Letter to the Editor

The new history books are out in school. Maybe the writers weren’t in the same places that some of us were.

Here is the way I remember it. There were no reporters where I was at. I was born on a cold January day before WWII. Mom and Dad lived in an old tar paper house about 1 ½ miles from where I live. The story is that Dr. Norman had to have Dad to pull him across Hunter Creek with the horses. Do you think you could get a doctor to do that now? Where are those doctors like Dr. Norman, Dr. Gentry, Dr. Harlan or maybe Dr. Adams on Gunsmoke?

In the fall of 1945, Dad said, “The war is over, President Truman has done it.”

The next few years were good years. It seemed like almost everybody made money.

In 1953 “Ike” took over as president. He stopped the Korea action. They never called it a war. Ike is the one that started the interstate highway system. Sometime around this time is when the I.C.B.Ms  were installed in Turkey. Of course, we didn’t know it. 

On April 18, 1962 I joined the U.S. Air Force. By November that year, I was in Florida with the 401st TAC Fighter Wing. We were down there because of the Cuban Crisis. When it was over, the president told the U.S. that we had made them stop and turn around and go home, nothing about a deal. 

The last week of June 1963, we stepped off a plane onto a new Air Force base in Turkey. Our Master Sergeant called us together. “Men, you will see there is no outside fence yet, so don’t go out at night. You young Airmen that haven’t seen an Alert Pad before, see that building way out there by itself with the tall fence around it? There are 4 airplanes in there loaded with “A” bombs. Don’t go near it unless I am with you. If one of them goes off, they all go off, and this part of the world will be one big hole.”

By October, we had gotten used to living next to the “Pad”. We had heard stories from the locals about something big and round being hauled out of the hills.

One afternoon, an old, rubber tire wagon came down the runway. It had a big load. We got a man that could understand the other man. He wanted to sell his load. He uncovered the biggest pile of pieces of pipe and steel, also, tools and tool boxes. He said the men who had worked at the big hole, had put them in a ditch before they left. We gave him $10 for it. I don’t think he had ever saw ten $1 U.S. bills before. It was Christmas to him. He unloaded everything down below the hog pen, and we brought the tool boxes home with us. Yes, we had found a pig to keep. 
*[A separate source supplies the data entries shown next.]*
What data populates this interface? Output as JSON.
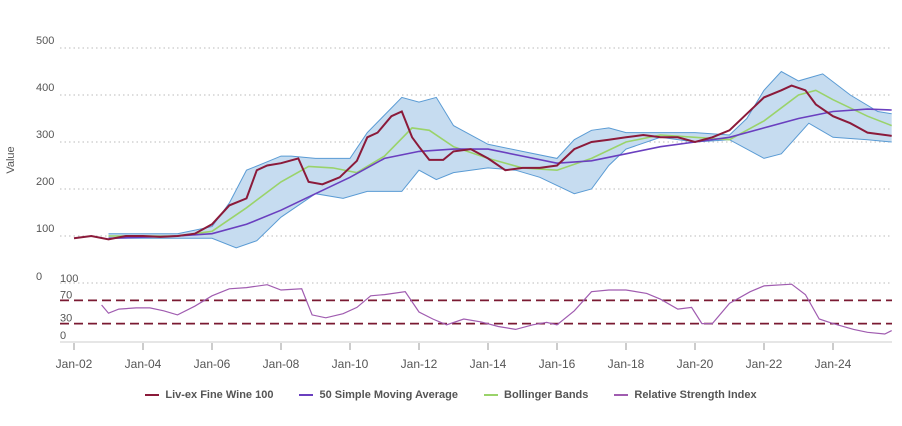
{
  "chart_data": [
    {
      "type": "line",
      "ylabel": "Value",
      "ylim": [
        0,
        500
      ],
      "yticks": [
        "0",
        "100",
        "200",
        "300",
        "400",
        "500"
      ],
      "grid": true,
      "series": [
        {
          "name": "Liv-ex Fine Wine 100",
          "color": "#8b1a3a",
          "x": [
            2002.0,
            2002.5,
            2003.0,
            2003.5,
            2004,
            2004.5,
            2005,
            2005.5,
            2006,
            2006.5,
            2007.0,
            2007.3,
            2007.6,
            2008,
            2008.5,
            2008.8,
            2009.2,
            2009.7,
            2010.2,
            2010.5,
            2010.8,
            2011.2,
            2011.5,
            2011.8,
            2012.0,
            2012.3,
            2012.7,
            2013.0,
            2013.5,
            2014,
            2014.5,
            2015,
            2015.5,
            2016,
            2016.5,
            2017,
            2017.5,
            2018,
            2018.5,
            2019,
            2019.5,
            2020,
            2020.5,
            2021,
            2021.5,
            2022,
            2022.5,
            2022.8,
            2023.2,
            2023.5,
            2024,
            2024.5,
            2025,
            2025.7
          ],
          "y": [
            95,
            100,
            93,
            100,
            100,
            98,
            100,
            105,
            125,
            165,
            180,
            240,
            250,
            255,
            265,
            215,
            210,
            225,
            260,
            310,
            320,
            355,
            365,
            310,
            290,
            262,
            262,
            280,
            285,
            265,
            240,
            245,
            245,
            250,
            285,
            300,
            305,
            310,
            315,
            310,
            310,
            300,
            310,
            325,
            360,
            395,
            410,
            420,
            410,
            380,
            355,
            340,
            320,
            313
          ]
        },
        {
          "name": "50 Simple Moving Average",
          "color": "#6a3fbf",
          "x": [
            2003,
            2005,
            2006,
            2007,
            2008,
            2009,
            2010,
            2011,
            2012,
            2013,
            2014,
            2015,
            2016,
            2017,
            2018,
            2019,
            2020,
            2021,
            2022,
            2023,
            2024,
            2025,
            2025.7
          ],
          "y": [
            95,
            100,
            105,
            125,
            155,
            190,
            225,
            265,
            280,
            285,
            285,
            270,
            255,
            260,
            275,
            290,
            300,
            310,
            330,
            350,
            365,
            370,
            368
          ]
        },
        {
          "name": "Bollinger Bands",
          "color": "#9ad36a",
          "x": [
            2003,
            2005,
            2006,
            2007,
            2008,
            2008.8,
            2009.5,
            2010.2,
            2011,
            2011.8,
            2012.3,
            2013,
            2014,
            2015,
            2016,
            2017,
            2018,
            2019,
            2020,
            2021,
            2022,
            2023,
            2023.5,
            2024,
            2025,
            2025.7
          ],
          "y": [
            100,
            100,
            110,
            160,
            215,
            248,
            245,
            235,
            270,
            330,
            325,
            290,
            265,
            245,
            240,
            265,
            300,
            315,
            310,
            305,
            345,
            400,
            410,
            390,
            355,
            335
          ],
          "upper": {
            "x": [
              2003,
              2005,
              2006,
              2006.5,
              2007,
              2007.5,
              2008,
              2008.3,
              2009,
              2010,
              2010.5,
              2011.5,
              2012,
              2012.5,
              2013,
              2014,
              2015,
              2016,
              2016.5,
              2017,
              2017.5,
              2018,
              2019,
              2020,
              2021,
              2021.5,
              2022,
              2022.5,
              2023,
              2023.7,
              2024.5,
              2025.3,
              2025.7
            ],
            "y": [
              105,
              105,
              120,
              170,
              240,
              255,
              270,
              270,
              265,
              265,
              320,
              395,
              385,
              395,
              335,
              295,
              280,
              265,
              305,
              325,
              330,
              320,
              320,
              320,
              315,
              350,
              410,
              450,
              430,
              445,
              400,
              365,
              360
            ]
          },
          "lower": {
            "x": [
              2003,
              2005,
              2006,
              2006.7,
              2007.3,
              2008,
              2009,
              2009.8,
              2010.5,
              2011.5,
              2012,
              2012.5,
              2013,
              2014,
              2014.8,
              2015.5,
              2016.5,
              2017,
              2017.5,
              2018,
              2019,
              2020,
              2021,
              2022,
              2022.5,
              2023.3,
              2024,
              2025,
              2025.7
            ],
            "y": [
              95,
              95,
              95,
              75,
              90,
              140,
              190,
              180,
              195,
              195,
              240,
              220,
              235,
              245,
              240,
              225,
              190,
              200,
              250,
              285,
              310,
              300,
              305,
              265,
              275,
              340,
              310,
              305,
              300
            ]
          }
        }
      ]
    },
    {
      "type": "line",
      "ylim": [
        0,
        100
      ],
      "yticks": [
        "0",
        "30",
        "70",
        "100"
      ],
      "reference_lines": [
        70,
        30
      ],
      "reference_color": "#7a1a32",
      "series": [
        {
          "name": "Relative Strength Index",
          "color": "#a05cb0",
          "x": [
            2002.8,
            2003.0,
            2003.3,
            2003.8,
            2004.2,
            2004.6,
            2005.0,
            2005.5,
            2006.0,
            2006.5,
            2007.0,
            2007.6,
            2008.0,
            2008.6,
            2008.9,
            2009.3,
            2009.8,
            2010.2,
            2010.6,
            2011.0,
            2011.6,
            2012.0,
            2012.4,
            2012.8,
            2013.3,
            2013.8,
            2014.3,
            2014.8,
            2015.3,
            2015.7,
            2016.0,
            2016.5,
            2017.0,
            2017.5,
            2018.0,
            2018.6,
            2019.0,
            2019.5,
            2019.9,
            2020.2,
            2020.5,
            2021.0,
            2021.6,
            2022.0,
            2022.8,
            2023.2,
            2023.6,
            2024.0,
            2024.6,
            2025.0,
            2025.5,
            2025.7
          ],
          "y": [
            62,
            48,
            55,
            57,
            57,
            52,
            45,
            60,
            78,
            90,
            92,
            97,
            88,
            90,
            45,
            40,
            47,
            58,
            78,
            80,
            85,
            50,
            38,
            28,
            38,
            33,
            25,
            20,
            28,
            32,
            28,
            52,
            85,
            88,
            88,
            82,
            72,
            55,
            58,
            30,
            30,
            65,
            85,
            95,
            98,
            80,
            38,
            30,
            20,
            15,
            12,
            18
          ]
        }
      ]
    }
  ],
  "xaxis": {
    "ticks": [
      "Jan-02",
      "Jan-04",
      "Jan-06",
      "Jan-08",
      "Jan-10",
      "Jan-12",
      "Jan-14",
      "Jan-16",
      "Jan-18",
      "Jan-20",
      "Jan-22",
      "Jan-24"
    ],
    "tick_years": [
      2002,
      2004,
      2006,
      2008,
      2010,
      2012,
      2014,
      2016,
      2018,
      2020,
      2022,
      2024
    ]
  },
  "legend": {
    "placement": "bottom",
    "items": [
      {
        "label": "Liv-ex Fine Wine 100",
        "color": "#8b1a3a"
      },
      {
        "label": "50 Simple Moving Average",
        "color": "#6a3fbf"
      },
      {
        "label": "Bollinger Bands",
        "color": "#9ad36a"
      },
      {
        "label": "Relative Strength Index",
        "color": "#a05cb0"
      }
    ]
  },
  "band_fill": "#c6dcf0",
  "band_stroke": "#5a9bd4"
}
While in Turkey, I did get to go to the old city of Ephesus where the tomb of Apostle John and Mother Mary’s house is.

Late spring of 1964 found me at Clark A.F.B. in the Philippines. I was part of a group that could do almost any repairs to an airplane. The bag was always packed. While at Clark, there was a few trips to the Alert Pad at Tainan, Taiwan. More than a few to South Vietnam, mostly to Da Nang. Most I don’t remember much about, this one I do.

We left at 4 AM headed west. We were in an old C-47 which didn’t fly over 50 MPH. By then I could sleep anywhere. Later the co-pilot woke us and said we had better get off the floor, we might get shot. I looked out and we were about 25 feet above the trees. Another couple of hours, and we landed in a small open spot.  It was maybe 1,000 ft wide and 3,000 ft long. There was a couple of tents at one end. At one end there was a deep pit. I ask what it was for. He said we throw the snakes in there and burn them. What fun.

We fixed the airplane. Our pilot said we had a choice: stay the night or fly without lights until we get to the sea. It was forever before those lights came on.

I was at Clark AFB one night, waiting to cross the runway. The tower said to wait until this Air Force C-135 lands. I could see his landing lights. It was raining. As is got closer, I could see he was coming in too low. It hit about 100 ft before the end of the runway. It broke into 3 pieces. We lost 125 good airmen that night, including a good friend of mine. 

In February 1965, the Major came out and said, “I have good news. You get to put another stripe on your sleeve, and I am putting you in charge of flight line repair. The only thing is the airplanes are in Da Nang.

Easter Sunday 1965, the bomb dump at Da Nang blew up. We were just across the runway from it. We were lucky. 

After all this, we get to the home base outside gate, and there are a lot of people with rocks, bricks, and eggs demanding equal rights. I wonder if they would like to have a job?